50 ans de silence : La révolution écologique des cerfs en Suisse après l’interdiction de la chasse

Depuis 1974, le canton de Genève a imposé un interdit permanent sur la chasse, conséquence d’un vote populaire visant à protéger les espèces sauvages. Cette décision a transformé la frontière franco-suisse en un lieu où la nature s’adapte à une règle inédite : les cerfs et sangliers migrent vers le territoire suisse pour fuir les activités de chasse françaises.

« Il y a vingt-cinq ans, les populations de cerfs étaient pratiquement inexistantes », explique Gérard Rohr, photographe spécialisé en faune. « Aujourd’hui, ils ont colonisé ce territoire, même à proximité d’une grande ville. C’est une richesse unique de voir des cerfs en pleine nature, sans contraintes humaines. »

Les autorités environnementales genevoises surveillent 130 km² sur un total de 284 km², répartis entre zones agricoles (100 km²) et forêts (30 km²). Certaines réserves, comme la zone de Combes-Chappuis, sont strictement interdites au public pour préserver l’équilibre écologique. D’autres bénéficient d’un système de monitoring permettant d’identifier les espèces en danger ou proliférantes, et d’intervenir avec précision. « Nous régulons la population sans recourir à des battues traditionnelles mais aux tirs ciblés la nuit », détaille Yves Bourguignon, responsable du service environnemental.

Les sangliers constituent l’objet principal de cette gestion : 150 à 400 individus sont chassés annuellement, avec un plan spécifique pour les cerfs en vigueur depuis 2023 dans la région de Versoix. « En 2025-2026, nous avons dépassé les 450 sangliers », confirme le responsable.

Des restrictions ont été mises en place concernant les photographies : du 1er septembre au 1er décembre, l’accès aux forêts est interdit pour éviter les perturbations des espèces. « Certains amateurs exagèrent leurs actions, mais d’autres respectent la faune », souligne Gérard Rohr, tout en rappelant que les chiens en liberté et les champignons ne sont pas concernés par ces mesures.
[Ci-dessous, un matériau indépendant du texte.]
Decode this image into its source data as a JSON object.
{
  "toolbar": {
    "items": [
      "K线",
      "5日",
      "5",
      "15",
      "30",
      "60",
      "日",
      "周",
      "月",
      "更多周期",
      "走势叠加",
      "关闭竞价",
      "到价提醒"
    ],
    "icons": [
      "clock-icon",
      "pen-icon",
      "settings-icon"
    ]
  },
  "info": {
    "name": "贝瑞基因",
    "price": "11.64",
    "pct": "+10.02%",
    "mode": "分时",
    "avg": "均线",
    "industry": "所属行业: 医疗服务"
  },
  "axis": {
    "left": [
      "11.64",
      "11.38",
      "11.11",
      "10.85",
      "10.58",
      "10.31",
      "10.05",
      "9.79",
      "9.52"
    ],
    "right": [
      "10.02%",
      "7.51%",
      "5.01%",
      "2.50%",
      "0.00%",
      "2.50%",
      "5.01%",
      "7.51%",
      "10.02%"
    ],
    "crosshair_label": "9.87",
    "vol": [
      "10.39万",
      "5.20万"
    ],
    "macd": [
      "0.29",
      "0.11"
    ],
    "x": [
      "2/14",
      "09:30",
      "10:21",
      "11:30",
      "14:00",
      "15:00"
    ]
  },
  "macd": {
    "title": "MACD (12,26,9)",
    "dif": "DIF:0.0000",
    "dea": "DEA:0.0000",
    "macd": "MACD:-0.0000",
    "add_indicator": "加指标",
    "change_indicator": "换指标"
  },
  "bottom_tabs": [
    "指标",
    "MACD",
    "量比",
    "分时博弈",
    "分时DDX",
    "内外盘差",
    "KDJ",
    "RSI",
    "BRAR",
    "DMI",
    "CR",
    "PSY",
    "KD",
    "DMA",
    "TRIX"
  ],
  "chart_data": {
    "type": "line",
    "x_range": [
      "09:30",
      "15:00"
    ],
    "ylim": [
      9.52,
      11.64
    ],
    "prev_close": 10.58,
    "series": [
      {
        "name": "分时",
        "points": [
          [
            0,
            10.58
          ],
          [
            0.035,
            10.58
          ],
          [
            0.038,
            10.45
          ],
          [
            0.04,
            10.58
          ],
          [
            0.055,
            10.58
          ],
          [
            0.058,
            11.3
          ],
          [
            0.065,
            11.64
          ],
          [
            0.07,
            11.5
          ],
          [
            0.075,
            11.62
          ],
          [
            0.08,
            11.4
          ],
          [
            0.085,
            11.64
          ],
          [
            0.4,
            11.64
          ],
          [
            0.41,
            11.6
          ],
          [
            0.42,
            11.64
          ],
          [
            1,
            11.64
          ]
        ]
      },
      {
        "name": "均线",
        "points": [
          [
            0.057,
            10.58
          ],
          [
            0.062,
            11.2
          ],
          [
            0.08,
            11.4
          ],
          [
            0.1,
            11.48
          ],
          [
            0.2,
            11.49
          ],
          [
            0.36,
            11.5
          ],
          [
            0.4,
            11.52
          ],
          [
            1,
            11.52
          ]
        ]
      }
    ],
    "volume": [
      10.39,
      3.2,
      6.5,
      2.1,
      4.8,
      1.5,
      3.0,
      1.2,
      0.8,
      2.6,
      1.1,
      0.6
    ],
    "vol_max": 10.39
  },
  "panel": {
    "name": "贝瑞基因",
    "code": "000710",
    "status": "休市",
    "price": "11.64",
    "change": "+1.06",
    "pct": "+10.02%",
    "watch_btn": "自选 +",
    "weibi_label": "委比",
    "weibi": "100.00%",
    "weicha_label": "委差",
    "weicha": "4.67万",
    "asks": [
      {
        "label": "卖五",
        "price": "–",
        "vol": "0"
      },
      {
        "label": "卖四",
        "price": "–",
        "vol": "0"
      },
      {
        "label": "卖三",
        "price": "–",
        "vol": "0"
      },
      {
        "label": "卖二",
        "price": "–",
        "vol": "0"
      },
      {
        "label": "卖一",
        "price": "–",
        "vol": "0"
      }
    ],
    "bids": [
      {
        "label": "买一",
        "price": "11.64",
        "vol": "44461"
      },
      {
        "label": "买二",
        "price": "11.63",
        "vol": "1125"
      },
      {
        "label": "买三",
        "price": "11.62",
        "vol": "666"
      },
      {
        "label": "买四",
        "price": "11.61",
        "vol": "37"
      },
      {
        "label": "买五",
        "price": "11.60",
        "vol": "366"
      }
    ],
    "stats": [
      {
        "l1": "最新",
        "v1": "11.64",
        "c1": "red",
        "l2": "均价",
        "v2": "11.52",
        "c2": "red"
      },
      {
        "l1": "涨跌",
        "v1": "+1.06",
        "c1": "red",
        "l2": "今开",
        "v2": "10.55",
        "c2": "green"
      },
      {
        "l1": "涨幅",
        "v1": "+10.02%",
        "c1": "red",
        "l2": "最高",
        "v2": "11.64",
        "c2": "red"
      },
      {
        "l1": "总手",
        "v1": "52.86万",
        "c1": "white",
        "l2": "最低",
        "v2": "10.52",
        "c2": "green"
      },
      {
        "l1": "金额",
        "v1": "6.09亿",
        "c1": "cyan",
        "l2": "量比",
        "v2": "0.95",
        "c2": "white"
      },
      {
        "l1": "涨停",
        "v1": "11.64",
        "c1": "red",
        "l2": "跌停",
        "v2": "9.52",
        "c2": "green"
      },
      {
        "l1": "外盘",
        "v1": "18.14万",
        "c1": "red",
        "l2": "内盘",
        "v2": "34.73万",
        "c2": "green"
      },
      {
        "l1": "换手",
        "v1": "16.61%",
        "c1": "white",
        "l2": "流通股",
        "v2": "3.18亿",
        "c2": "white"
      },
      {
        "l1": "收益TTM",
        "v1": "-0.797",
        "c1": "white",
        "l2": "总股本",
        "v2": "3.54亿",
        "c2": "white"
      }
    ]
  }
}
La frontière franco-suisse offre un équilibre fragile entre deux systèmes de gestion : en France, la chasse s’effectue pendant des périodes définies, tandis que le canton genevois privilégie une approche préventive. Les animaux sauvages ont appris à exploiter ces différences pour migrer vers l’autre côté. « Ils utilisent nos frontières comme des réseaux d’évasion », précise Yves Bourguignon.

Malgré cette dynamique, la collaboration transfrontalère reste intacte. « Tous les acteurs travaillent ensemble pour résoudre ce problème », conclut le responsable environnemental. Les amoureux de la chasse, ne pouvant pratiquer en Suisse, se retrouvent dans Haute-Savoie, témoignant du lien historique entre ces deux régions.